In its statement, Walmart said the shift will empower associates to use their time more efficiently by reducing the time it takes to update prices on shelves from two days to little more than two minutes; items whose SKUs need updating will be illuminated by on-shelf lights. Walmart also expects the lights will help workers sift, sort, and grab items for e-commerce orders much more quickly.

Greg Zakowicz is senior e-commerce expert at Omnisend, and he’s confident digital signage will only empower retailers and their associates. “Individual associates will no longer need to manually walk the store and change out labels by hand, reducing the number of employees needed to operate efficiently,” he said to TFI. 

Zakowicz also noted that retailers (and consumers) may expect a surge in dynamic pricing once digital signage is implemented.

“Imagine that during a heat wave, Walmart can quickly adjust prices on its frozen items, like ice cream, even if only by a few cents.
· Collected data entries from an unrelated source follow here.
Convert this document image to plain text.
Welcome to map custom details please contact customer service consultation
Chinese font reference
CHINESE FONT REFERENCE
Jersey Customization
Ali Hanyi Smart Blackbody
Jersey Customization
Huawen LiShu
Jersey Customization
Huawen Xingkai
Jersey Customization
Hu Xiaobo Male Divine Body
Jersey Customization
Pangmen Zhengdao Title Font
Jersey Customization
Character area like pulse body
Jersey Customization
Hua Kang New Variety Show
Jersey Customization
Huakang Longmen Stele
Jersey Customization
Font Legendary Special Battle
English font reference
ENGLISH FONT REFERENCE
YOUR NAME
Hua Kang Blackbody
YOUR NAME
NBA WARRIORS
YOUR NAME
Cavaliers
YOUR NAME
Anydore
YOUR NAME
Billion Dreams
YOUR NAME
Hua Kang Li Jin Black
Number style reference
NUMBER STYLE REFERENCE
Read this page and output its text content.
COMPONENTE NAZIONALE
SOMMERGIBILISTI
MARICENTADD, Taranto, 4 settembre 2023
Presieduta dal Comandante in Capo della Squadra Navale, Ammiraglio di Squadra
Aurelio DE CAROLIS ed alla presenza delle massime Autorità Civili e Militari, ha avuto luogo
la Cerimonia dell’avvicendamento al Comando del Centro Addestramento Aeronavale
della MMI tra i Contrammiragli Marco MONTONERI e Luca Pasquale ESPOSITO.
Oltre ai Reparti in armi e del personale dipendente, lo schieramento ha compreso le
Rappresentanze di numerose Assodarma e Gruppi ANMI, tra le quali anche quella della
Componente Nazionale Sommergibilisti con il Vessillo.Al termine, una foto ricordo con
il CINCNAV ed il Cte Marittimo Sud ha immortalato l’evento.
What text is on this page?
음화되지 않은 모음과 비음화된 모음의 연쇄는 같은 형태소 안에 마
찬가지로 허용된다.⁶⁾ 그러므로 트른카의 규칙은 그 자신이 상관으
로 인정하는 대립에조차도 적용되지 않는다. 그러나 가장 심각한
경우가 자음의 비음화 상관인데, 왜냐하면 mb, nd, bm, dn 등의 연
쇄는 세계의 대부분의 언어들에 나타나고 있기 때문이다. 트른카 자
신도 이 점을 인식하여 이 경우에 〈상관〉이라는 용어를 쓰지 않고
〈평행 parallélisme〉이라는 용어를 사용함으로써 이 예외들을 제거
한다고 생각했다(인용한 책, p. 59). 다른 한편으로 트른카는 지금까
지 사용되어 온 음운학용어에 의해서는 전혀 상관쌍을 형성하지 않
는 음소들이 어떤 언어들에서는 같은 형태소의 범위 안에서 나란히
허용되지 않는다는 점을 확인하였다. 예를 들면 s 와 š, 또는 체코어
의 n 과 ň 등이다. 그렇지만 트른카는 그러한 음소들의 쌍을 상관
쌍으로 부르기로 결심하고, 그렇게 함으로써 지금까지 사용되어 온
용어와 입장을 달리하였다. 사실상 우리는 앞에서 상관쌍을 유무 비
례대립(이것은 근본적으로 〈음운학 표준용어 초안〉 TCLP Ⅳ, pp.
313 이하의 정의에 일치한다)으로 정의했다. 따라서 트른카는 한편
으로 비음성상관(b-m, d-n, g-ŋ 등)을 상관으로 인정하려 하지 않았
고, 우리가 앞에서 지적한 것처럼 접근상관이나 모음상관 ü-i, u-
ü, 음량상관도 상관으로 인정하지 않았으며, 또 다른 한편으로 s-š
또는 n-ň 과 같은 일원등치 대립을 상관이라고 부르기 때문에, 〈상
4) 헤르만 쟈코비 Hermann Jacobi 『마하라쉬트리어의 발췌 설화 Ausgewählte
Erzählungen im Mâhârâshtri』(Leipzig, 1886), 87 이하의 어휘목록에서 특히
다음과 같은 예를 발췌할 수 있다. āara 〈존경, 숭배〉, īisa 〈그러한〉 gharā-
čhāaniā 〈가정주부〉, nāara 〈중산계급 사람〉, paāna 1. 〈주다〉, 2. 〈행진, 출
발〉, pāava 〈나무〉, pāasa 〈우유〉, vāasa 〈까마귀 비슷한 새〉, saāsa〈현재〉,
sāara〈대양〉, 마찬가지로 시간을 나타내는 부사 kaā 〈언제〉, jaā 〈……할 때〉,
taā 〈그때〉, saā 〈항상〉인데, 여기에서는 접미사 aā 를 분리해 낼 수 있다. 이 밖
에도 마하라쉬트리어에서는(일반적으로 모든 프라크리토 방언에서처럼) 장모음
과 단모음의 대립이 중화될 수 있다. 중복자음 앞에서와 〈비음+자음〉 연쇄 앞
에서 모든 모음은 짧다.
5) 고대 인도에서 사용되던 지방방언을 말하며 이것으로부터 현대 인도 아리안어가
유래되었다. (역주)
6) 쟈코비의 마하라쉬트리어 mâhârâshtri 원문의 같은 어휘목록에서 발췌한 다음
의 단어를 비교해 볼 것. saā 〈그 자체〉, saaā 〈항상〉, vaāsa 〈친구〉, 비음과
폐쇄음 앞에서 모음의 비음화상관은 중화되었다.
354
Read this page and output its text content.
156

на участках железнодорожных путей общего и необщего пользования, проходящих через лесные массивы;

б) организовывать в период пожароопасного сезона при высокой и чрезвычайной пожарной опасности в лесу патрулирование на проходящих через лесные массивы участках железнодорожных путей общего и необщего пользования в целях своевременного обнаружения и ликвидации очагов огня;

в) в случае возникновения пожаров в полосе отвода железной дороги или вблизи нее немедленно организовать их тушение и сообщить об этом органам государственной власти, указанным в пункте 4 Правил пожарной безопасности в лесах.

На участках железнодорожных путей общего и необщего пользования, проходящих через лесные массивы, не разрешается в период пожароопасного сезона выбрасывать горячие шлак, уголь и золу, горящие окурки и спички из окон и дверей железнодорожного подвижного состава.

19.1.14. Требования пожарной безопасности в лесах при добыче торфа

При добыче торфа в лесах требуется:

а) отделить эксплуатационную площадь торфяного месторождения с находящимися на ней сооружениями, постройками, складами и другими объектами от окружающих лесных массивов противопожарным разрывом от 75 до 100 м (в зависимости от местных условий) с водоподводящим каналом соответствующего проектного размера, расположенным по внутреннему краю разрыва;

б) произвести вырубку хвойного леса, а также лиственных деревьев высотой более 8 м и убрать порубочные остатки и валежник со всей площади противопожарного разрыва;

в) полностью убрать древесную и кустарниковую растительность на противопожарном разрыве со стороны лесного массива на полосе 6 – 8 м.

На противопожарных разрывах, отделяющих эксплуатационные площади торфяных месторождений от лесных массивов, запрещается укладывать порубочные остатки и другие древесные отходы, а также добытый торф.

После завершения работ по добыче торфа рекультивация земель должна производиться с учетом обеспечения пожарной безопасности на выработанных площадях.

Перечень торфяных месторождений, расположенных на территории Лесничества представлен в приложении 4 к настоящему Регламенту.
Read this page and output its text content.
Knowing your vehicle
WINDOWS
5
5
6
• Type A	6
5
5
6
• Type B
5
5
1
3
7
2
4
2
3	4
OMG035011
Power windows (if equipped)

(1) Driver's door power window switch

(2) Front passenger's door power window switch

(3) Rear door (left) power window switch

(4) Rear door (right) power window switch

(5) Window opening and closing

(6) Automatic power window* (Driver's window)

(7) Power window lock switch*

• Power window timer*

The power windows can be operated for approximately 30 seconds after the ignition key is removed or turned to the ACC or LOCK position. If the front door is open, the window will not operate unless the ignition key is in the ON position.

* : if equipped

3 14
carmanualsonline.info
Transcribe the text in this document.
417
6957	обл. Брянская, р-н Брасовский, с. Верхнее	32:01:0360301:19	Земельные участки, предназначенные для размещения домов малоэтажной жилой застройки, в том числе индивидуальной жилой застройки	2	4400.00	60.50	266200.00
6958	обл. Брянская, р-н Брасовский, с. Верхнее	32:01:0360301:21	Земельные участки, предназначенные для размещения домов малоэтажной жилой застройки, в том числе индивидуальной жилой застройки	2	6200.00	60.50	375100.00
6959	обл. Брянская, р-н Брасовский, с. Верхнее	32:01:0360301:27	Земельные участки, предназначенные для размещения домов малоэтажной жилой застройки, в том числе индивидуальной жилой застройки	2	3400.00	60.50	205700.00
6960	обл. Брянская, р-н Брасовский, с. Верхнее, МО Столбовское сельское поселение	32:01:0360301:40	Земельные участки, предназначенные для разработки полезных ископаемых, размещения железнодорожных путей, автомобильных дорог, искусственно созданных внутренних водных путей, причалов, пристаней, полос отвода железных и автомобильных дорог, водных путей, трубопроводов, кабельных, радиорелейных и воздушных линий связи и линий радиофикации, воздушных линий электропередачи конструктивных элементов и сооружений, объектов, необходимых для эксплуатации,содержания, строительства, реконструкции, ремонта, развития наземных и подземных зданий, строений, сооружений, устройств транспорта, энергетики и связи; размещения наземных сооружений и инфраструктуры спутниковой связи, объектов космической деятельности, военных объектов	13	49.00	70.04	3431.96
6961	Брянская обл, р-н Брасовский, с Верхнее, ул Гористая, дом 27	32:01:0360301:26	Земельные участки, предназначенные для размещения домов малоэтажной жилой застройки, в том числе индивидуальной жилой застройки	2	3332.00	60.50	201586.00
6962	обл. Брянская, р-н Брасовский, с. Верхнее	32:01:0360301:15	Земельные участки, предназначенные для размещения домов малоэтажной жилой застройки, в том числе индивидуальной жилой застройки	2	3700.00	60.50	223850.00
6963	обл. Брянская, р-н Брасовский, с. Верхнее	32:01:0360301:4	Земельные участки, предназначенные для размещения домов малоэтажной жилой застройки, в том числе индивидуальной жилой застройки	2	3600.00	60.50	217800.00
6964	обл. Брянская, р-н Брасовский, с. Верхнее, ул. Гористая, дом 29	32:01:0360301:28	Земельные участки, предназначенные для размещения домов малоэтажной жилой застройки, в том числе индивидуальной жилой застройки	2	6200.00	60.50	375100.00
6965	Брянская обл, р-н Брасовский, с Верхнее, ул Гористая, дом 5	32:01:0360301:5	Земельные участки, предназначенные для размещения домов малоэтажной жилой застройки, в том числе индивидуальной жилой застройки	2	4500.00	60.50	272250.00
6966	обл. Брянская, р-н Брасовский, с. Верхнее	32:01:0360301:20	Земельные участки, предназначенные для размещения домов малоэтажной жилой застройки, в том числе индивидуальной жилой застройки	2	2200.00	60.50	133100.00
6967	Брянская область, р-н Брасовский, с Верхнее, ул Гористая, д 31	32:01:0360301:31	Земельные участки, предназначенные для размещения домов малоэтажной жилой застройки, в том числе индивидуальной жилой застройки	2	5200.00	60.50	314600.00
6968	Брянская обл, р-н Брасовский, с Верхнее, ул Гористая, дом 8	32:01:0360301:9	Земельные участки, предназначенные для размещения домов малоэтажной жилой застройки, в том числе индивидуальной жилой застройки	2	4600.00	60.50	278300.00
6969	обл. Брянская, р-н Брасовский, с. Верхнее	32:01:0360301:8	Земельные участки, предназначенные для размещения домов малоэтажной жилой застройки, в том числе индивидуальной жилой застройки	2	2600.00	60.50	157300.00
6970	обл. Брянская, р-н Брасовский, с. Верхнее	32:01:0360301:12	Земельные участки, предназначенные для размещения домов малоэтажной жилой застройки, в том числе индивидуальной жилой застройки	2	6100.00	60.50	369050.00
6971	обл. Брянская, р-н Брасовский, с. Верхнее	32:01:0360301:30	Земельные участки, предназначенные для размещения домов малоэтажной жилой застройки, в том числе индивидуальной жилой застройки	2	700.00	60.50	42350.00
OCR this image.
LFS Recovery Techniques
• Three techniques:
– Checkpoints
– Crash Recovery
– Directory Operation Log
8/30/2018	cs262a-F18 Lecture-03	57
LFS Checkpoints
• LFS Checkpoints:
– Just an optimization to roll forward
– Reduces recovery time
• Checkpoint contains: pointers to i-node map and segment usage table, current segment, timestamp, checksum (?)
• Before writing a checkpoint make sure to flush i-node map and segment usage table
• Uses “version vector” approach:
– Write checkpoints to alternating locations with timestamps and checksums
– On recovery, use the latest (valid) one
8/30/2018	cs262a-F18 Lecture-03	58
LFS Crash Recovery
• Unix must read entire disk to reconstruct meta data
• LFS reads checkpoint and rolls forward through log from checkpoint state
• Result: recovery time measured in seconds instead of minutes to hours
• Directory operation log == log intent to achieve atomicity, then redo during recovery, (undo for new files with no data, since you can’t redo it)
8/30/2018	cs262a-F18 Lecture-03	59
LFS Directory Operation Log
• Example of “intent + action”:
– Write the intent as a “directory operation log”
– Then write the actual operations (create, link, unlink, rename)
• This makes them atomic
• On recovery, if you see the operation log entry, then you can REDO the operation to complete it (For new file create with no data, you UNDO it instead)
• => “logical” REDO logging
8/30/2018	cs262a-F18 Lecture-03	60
Pennies add up and will help increase store profits,” he added, also noting that digital signage should help eliminate price discrepancies between what’s listed on the shelf and what shows up at the checkout counter; with linked pricing systems via wi-fi, these errors should be reduced or even eliminated altogether.

From a consumer perspective, Zakowicz noted that electronic labels will only help shoppers’ omnichannel experiences. Perks like same-day delivery from Walmart+ demand that associates move quickly throughout the store to nab what they need to fulfill same-day orders, which takes time and valuable resources away from larger-picture duties within the store. Digital labels should help eliminate human error when picking a similar but incorrect item.

Looking ahead, just because digital signage may not interact with QR codes now doesn’t mean they won’t in the future. Potential interactive elements will allow retailers to gamify in-store shopping, for instance, offering further discounts while enticing consumers to spend more.

“The digital element presents an expanded shopper/marketer revenue stream for the company,” Zakowicz said.

Other food retailers in the digital shelf game include Amazon-owned Whole Foods Market, Good Food Holdings, and Schnuck Markets.